Using gradient descent methods, limitations
- Gradient descent (GD) finds local minima of our function. Since the GD algorithm is deterministic, if it converges, it will converge to a local minimum of our energy function. If we deal with extremely rugged landscapes with many local minima, this can lead to poor performance.
- GD is sensitive to initial conditions. One consequence of the local nature of GD is that initial conditions matter. Depending on where one starts, one will end up at a different local minima. Therefore, it is very important to think about how one initializes the training process. This is true for GD as well as more complicated variants of GD.
- Gradients are computationally expensive to calculate. In fields like statistics and Machine learning, the function to optimize is a sum of terms, with one term for each data point. For example, in linear regression, \( E \propto \sum_{i=1}^n (y_i - \mathbf{w}^T\cdot\mathbf{x}_i)^2 \); for logistic regression, the square error is replaced by the cross entropy. To calculate the gradient we have to sum over all \( n \) data points. Doing this at every GD step becomes extremely computationally expensive. An ingenious solution to this, is to calculate the gradients using small subsets of the data called "mini batches". This has the added benefit of introducing stochasticity into our algorithm.
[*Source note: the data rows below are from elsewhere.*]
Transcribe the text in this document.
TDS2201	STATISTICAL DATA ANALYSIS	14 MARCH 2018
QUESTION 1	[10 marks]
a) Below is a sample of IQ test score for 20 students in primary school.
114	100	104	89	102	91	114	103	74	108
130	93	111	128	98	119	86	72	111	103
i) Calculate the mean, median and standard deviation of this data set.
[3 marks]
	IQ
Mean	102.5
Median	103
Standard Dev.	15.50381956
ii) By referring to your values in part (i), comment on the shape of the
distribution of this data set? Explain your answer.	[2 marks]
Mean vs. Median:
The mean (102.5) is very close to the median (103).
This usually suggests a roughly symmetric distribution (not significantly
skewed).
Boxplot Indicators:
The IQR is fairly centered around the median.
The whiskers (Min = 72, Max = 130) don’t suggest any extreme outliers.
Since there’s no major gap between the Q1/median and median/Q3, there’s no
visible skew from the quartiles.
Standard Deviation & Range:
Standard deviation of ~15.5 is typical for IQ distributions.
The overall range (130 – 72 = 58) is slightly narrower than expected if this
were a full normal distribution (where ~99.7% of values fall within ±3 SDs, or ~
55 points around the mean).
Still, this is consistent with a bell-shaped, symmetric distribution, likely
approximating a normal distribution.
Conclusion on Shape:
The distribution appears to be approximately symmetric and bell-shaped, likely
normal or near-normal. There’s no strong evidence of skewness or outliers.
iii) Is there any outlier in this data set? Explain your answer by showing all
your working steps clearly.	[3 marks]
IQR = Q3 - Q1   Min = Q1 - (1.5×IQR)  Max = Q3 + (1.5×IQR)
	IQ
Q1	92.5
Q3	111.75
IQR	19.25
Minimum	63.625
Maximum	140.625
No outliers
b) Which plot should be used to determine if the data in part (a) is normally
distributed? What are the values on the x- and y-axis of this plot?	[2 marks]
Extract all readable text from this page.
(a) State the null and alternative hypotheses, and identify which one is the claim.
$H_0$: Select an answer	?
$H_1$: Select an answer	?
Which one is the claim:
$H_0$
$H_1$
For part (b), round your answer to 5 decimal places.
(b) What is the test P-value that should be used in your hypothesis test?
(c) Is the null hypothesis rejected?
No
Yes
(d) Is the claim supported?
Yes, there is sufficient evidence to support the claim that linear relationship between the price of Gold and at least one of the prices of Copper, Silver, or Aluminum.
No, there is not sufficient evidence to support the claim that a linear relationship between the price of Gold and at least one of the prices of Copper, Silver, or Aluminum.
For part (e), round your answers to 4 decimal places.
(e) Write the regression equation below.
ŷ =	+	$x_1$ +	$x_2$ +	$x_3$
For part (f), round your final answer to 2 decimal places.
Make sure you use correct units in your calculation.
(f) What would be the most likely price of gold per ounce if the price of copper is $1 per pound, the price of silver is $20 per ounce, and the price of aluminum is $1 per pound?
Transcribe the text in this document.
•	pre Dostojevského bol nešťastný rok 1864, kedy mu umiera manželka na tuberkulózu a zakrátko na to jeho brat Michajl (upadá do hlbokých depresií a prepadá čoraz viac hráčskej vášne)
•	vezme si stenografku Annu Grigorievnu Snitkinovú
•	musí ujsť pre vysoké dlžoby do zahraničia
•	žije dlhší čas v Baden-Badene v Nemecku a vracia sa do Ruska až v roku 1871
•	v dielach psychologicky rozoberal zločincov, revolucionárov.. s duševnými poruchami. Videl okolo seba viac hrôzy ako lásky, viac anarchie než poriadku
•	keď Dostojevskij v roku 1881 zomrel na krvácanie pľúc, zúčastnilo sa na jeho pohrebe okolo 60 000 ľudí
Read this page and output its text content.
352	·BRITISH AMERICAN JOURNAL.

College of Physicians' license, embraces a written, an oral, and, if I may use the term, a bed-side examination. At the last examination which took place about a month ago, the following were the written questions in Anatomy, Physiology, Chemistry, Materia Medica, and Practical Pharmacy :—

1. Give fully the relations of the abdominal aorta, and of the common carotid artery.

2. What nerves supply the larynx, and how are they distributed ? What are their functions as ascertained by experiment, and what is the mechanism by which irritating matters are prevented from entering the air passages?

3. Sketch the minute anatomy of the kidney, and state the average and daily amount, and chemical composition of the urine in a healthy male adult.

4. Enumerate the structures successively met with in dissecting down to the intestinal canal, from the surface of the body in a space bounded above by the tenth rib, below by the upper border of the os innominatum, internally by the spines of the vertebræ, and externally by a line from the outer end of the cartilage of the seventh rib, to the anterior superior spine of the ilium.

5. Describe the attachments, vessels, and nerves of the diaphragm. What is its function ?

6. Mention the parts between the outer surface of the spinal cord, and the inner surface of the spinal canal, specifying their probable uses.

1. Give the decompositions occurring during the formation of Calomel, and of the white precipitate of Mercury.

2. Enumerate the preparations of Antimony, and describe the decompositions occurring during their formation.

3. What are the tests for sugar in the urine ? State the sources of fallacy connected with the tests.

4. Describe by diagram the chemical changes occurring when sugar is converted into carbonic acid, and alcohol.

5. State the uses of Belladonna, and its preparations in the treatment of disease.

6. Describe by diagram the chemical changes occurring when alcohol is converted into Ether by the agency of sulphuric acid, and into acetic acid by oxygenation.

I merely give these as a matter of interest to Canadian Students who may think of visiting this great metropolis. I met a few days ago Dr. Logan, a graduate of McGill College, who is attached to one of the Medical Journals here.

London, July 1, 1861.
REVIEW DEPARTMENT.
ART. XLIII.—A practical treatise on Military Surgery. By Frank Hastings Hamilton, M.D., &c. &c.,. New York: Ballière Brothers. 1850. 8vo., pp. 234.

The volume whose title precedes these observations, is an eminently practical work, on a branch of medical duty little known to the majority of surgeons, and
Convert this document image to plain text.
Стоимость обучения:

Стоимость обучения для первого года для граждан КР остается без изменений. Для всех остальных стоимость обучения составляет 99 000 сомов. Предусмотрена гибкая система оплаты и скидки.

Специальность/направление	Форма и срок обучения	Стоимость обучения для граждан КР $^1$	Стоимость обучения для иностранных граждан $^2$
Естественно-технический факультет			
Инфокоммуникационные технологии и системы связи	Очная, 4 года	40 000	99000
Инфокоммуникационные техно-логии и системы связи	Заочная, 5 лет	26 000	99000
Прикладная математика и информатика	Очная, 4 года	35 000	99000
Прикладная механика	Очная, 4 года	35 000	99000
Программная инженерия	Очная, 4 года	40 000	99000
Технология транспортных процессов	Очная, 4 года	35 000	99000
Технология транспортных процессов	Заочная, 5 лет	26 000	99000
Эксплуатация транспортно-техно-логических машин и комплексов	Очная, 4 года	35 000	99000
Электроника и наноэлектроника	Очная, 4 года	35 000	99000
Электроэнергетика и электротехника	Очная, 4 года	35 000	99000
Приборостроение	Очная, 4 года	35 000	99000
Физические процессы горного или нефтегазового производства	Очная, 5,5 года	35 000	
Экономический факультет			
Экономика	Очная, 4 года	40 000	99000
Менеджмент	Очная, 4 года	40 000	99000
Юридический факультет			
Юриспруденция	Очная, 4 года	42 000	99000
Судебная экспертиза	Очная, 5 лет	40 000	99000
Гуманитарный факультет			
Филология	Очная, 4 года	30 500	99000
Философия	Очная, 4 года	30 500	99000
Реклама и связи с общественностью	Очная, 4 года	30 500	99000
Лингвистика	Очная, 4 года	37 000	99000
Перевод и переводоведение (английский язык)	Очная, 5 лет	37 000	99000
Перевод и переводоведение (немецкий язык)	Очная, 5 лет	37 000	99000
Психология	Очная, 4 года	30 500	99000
- GD is extremely sensitive to the choice of learning rates. If the learning rate is very small, the training process take an extremely long time. For larger learning rates, GD can diverge and give poor results. Furthermore, depending on what the local landscape looks like, we have to modify the learning rates to ensure convergence. Ideally, we would adaptively choose the learning rates to match the landscape.
- GD treats all directions in parameter space uniformly. Another major drawback of GD is that unlike Newton's method, the learning rate for GD is the same in all directions in parameter space. For this reason, the maximum learning rate is set by the behavior of the steepest direction and this can significantly slow down training. Ideally, we would like to take large steps in flat directions and small steps in steep directions. Since we are exploring rugged landscapes where curvatures change, this requires us to keep track of not only the gradient but second derivatives. The ideal scenario would be to calculate the Hessian but this proves to be too computationally expensive.
- GD can take exponential time to escape saddle points, even with random initialization. As we mentioned, GD is extremely sensitive to initial condition since it determines the particular local minimum GD would eventually reach. However, even with a good initialization scheme, through the introduction of randomness, GD can still take exponential time to escape saddle points.